Primeira Divisão

60 anos de Norberto Scoponi, o maior goleiro do Newell’s

Foram treze anos de Newell’s, com 408 partidas que fazem dele o segundo jogador que mais suou pela Lepra, atrás só do ex-volante Gerardo Tata Martino. Norberto Hugo Scoponi é por tabela o goleiro que mais jogou pelos rubronegros, e justo na época áurea deles. Não pode ser outro o maior nome da posição entre os sangre y luto que aquele cabeludo alto de ótima elasticidade, reflexos e voos para garantir campeonatos e classificações dramáticas nos torneios continentais tão frequentes ao clube do Parque Independencia na virada dos anos 80 para os 90. El Gringo (apelido que na Argentina indica alguém interiorano e não quem tem pinta de estrangeiro) faz hoje 60 anos. Vale assim revisar nota originalmente publicada quando fez 55.

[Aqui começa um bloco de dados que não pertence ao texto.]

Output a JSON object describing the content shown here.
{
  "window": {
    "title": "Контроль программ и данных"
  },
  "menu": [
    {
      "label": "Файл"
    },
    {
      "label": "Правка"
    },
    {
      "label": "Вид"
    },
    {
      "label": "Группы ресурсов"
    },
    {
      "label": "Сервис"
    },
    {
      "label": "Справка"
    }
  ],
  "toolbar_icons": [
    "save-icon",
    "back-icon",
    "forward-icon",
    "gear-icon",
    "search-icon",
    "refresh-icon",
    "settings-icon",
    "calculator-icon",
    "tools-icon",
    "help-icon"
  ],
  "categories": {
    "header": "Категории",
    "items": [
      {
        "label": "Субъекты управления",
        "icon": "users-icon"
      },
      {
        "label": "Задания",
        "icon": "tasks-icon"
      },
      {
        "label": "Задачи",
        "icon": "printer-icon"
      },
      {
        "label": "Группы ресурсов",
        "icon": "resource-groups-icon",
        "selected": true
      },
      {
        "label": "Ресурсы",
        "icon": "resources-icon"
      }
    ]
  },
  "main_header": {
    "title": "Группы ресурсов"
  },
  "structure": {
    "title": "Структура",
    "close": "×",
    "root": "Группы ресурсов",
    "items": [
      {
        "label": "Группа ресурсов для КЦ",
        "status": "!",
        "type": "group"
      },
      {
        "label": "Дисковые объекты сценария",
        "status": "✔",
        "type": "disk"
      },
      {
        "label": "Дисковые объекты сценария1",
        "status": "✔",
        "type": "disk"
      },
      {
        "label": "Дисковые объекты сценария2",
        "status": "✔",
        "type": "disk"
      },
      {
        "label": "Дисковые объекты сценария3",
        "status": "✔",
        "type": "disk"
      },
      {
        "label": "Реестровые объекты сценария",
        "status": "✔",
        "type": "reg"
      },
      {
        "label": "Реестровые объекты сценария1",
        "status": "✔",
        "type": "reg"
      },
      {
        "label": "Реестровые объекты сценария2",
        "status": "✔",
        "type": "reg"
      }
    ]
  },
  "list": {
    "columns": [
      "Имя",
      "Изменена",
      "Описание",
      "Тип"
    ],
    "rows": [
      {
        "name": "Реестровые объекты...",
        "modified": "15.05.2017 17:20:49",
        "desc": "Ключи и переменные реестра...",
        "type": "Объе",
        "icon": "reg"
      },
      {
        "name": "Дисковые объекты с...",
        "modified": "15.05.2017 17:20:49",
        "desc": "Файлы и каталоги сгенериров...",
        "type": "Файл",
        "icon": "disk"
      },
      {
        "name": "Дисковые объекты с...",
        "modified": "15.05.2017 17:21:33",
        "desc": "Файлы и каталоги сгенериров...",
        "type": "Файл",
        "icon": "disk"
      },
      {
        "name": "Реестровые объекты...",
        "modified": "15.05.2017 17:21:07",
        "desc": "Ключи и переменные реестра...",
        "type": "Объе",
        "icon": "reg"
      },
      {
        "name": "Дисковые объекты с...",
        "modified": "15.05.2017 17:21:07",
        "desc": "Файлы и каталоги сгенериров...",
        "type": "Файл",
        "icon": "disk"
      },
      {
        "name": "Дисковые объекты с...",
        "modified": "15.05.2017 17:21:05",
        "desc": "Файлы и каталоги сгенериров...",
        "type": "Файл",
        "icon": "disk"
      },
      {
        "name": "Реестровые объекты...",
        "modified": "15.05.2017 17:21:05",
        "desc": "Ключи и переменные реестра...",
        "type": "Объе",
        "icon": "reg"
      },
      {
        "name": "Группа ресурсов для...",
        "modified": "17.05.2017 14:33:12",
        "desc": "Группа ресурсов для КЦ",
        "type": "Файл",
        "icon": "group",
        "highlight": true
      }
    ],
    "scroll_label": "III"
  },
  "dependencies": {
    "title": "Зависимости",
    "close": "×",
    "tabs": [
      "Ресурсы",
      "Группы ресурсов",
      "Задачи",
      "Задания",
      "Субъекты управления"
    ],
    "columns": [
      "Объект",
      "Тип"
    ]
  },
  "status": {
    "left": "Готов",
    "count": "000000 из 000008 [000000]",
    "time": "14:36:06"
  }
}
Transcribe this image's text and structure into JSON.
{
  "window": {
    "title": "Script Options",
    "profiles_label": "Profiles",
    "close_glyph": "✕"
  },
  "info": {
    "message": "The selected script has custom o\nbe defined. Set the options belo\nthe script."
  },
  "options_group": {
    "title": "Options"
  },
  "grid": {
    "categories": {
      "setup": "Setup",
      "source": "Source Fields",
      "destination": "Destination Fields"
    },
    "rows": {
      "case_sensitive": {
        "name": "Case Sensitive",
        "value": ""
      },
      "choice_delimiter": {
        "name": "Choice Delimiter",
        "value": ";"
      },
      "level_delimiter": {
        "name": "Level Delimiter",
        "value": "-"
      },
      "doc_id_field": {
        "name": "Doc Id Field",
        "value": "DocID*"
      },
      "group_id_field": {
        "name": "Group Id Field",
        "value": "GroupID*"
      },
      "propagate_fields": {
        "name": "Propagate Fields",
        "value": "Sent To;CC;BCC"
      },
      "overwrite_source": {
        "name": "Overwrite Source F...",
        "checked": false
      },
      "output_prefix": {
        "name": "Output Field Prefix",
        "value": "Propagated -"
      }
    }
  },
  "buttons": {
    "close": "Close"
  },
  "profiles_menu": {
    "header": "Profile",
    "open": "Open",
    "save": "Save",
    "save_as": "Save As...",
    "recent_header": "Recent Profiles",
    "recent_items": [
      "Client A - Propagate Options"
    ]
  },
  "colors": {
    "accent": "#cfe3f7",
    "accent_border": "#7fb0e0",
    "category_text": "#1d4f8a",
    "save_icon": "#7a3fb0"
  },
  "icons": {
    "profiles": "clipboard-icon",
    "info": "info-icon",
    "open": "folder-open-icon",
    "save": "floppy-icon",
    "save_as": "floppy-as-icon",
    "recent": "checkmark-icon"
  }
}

Nos 110 anos do Ñuls, em 2013, o Futebol Portenho elegeu Scoponi o maior goleiro do clube sem nem precisar pensar. Mas nem sempre o casamento foi feliz. Quando Scoponi estreou, em 1981, o rival Rosario Central havia acabado de ser campeão argentino pela terceira vez (eliminando o Newell’s na semifinal), enquanto os leprosos tinham só uma taça nacional. As cobranças, porém, explodiram mesmo em 1986. Os leprosos, da forma mais dramática possível, perderam a vaga na Libertadores em um tira-teima com o Boca, na final da liguilla – torneio-repescagem que envolvia os melhores times abaixo do campeão. Haviam vencido por 2-0 em plena Bombonera na ida. Na volta, em casa, abriram 1-0 e contaram com uma expulsão adversária. Na última meia hora de jogo, porém, os visitantes marcaram quatro vezes.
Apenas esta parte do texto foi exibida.